The report, based on information from informants, was obtained by QMI Agency and highlights the ease with which criminals bought and disposed of black-market weapons.
The Hells went to great lengths to cover their tracks amid a murder and bombing spree that targeted other bikers, prison guards and also killed bystanders.
The Jacques-Cartier bridge on the eastern edge of downtown Montreal was a favourite dumping ground for pistols and other black-market weapons the Hells had used to gun down rivals.
Three Hells Angels members agreed to speak with University of Montreal criminologists for the study commissioned by the Public Safety ministry.
One gangster said the Hells bought all of their guns on the black market and estimates he destroyed as many as 200 weapons.

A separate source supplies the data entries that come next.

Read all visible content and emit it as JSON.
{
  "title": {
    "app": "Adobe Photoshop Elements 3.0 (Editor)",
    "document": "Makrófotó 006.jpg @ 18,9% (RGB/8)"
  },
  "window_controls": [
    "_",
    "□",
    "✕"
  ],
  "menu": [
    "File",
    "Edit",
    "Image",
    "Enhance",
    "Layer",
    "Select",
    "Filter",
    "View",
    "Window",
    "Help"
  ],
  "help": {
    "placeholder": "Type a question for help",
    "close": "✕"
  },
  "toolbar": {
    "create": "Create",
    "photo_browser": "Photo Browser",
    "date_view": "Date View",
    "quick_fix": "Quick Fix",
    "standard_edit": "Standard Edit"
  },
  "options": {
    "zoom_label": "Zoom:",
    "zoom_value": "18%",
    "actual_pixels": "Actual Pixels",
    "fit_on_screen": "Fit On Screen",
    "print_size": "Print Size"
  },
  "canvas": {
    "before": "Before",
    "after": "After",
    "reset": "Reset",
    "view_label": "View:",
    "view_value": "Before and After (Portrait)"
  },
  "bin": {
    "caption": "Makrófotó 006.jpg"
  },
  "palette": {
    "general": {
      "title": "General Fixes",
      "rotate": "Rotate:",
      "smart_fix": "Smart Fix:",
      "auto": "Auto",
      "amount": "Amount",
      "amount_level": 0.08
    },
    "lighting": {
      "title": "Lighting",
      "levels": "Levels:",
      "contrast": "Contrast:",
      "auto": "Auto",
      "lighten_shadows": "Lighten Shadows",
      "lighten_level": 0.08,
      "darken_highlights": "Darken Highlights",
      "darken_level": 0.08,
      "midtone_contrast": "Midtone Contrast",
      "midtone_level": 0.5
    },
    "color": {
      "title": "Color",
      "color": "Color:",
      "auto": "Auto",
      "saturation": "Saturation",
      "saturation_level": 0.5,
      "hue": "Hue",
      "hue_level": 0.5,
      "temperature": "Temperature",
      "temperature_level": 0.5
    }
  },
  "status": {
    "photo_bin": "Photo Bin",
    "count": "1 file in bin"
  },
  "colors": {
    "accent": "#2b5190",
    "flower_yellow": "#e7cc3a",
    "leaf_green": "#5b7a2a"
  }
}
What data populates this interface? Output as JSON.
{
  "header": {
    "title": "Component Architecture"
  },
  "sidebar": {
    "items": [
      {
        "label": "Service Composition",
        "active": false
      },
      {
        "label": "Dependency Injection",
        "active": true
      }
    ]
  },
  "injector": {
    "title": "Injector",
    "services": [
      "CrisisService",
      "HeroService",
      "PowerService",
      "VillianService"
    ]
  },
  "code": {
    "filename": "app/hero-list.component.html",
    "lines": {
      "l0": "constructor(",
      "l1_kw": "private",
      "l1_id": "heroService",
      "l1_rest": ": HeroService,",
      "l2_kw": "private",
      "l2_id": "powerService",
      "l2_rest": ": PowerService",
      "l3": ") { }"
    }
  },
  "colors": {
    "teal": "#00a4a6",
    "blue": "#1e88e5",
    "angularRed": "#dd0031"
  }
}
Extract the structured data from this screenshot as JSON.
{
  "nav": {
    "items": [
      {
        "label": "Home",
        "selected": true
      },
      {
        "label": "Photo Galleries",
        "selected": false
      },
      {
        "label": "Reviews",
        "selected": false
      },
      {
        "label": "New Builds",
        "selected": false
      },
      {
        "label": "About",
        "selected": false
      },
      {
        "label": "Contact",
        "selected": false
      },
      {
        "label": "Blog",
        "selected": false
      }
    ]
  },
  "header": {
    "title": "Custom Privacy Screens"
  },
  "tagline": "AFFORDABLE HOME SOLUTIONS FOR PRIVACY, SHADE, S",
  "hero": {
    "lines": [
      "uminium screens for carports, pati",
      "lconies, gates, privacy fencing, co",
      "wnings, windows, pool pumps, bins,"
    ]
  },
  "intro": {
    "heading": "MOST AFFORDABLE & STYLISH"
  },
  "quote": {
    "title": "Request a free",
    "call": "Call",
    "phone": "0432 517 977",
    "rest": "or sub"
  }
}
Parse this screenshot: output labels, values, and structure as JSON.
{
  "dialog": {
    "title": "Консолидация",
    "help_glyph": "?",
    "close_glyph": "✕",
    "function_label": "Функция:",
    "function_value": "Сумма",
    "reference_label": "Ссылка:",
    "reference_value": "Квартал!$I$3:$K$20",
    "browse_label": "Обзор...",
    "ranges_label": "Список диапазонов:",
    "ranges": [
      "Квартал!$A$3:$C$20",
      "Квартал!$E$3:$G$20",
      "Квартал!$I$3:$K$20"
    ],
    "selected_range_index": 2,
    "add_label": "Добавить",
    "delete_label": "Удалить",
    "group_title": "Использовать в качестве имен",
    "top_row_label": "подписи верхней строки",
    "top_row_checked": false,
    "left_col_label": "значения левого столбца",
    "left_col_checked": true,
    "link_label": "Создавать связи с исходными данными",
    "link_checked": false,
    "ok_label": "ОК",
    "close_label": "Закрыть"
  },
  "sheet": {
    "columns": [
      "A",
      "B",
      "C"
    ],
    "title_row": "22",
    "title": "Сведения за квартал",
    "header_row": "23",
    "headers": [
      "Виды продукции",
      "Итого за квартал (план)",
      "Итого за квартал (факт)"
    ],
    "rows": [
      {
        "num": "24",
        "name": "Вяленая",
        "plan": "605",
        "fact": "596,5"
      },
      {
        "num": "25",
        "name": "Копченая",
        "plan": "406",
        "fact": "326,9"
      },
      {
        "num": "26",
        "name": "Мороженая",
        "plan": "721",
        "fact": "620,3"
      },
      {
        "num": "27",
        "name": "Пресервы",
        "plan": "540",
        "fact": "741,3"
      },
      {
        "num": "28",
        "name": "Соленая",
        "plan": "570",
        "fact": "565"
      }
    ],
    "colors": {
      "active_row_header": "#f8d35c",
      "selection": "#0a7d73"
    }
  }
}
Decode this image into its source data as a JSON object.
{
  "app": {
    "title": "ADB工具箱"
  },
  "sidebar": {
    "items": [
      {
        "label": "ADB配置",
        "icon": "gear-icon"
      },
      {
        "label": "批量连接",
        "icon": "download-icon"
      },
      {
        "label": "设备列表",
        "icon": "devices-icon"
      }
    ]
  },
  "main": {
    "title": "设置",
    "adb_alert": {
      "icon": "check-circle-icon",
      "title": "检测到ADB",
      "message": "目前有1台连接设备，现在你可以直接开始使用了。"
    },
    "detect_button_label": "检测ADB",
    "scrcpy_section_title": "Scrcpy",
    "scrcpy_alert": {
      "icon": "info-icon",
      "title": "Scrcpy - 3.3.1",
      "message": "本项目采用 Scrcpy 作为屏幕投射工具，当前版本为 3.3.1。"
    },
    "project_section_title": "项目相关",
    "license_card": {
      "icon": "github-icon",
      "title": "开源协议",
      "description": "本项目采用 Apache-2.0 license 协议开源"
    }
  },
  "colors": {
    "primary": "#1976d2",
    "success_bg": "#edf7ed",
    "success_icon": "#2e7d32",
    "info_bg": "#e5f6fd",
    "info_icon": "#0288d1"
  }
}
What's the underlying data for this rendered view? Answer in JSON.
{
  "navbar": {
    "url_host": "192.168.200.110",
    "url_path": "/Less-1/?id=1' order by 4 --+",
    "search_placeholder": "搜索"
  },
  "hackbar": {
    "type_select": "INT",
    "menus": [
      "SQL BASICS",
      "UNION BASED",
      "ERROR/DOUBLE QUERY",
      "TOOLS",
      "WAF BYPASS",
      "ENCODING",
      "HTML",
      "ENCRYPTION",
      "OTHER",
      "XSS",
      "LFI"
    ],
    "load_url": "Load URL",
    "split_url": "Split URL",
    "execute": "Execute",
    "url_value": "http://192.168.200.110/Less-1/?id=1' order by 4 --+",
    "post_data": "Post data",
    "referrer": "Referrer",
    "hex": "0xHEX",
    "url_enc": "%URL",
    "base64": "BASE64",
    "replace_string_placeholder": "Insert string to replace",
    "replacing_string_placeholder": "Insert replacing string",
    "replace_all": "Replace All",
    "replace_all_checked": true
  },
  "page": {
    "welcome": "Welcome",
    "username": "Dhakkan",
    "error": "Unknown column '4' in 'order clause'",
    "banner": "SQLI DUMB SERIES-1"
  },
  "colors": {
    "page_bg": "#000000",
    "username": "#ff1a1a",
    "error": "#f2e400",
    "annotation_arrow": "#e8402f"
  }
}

"For all of the weapons we used ... the standing order was the following: use and destroy," the report quotes the biker as saying.
"Immediately after they were used, they ended up in the river."
He said he would discard a gun for any reason, even if it had been used to pistol-whip someone or for target shooting.
The bikers said their gun suppliers were based in the Kanesatake, Akwesasne and Kahnawake Mohawk communities in southern Quebec.
Bikers also bought unregistered guns on the Internet or under-the-table at gun shops.
The study concluded that police "simply do not have the necessary resources" to stop the flow of weapons.
A total of 165 people were killed in the biker war over control of lucrative Quebec drug territory between 1994 and 2002.
The death of a 10-year-old boy in a Montreal car bombing provoked public outrage that led to the gangsterism law and subsequent police raids that crippled biker gangs in Quebec.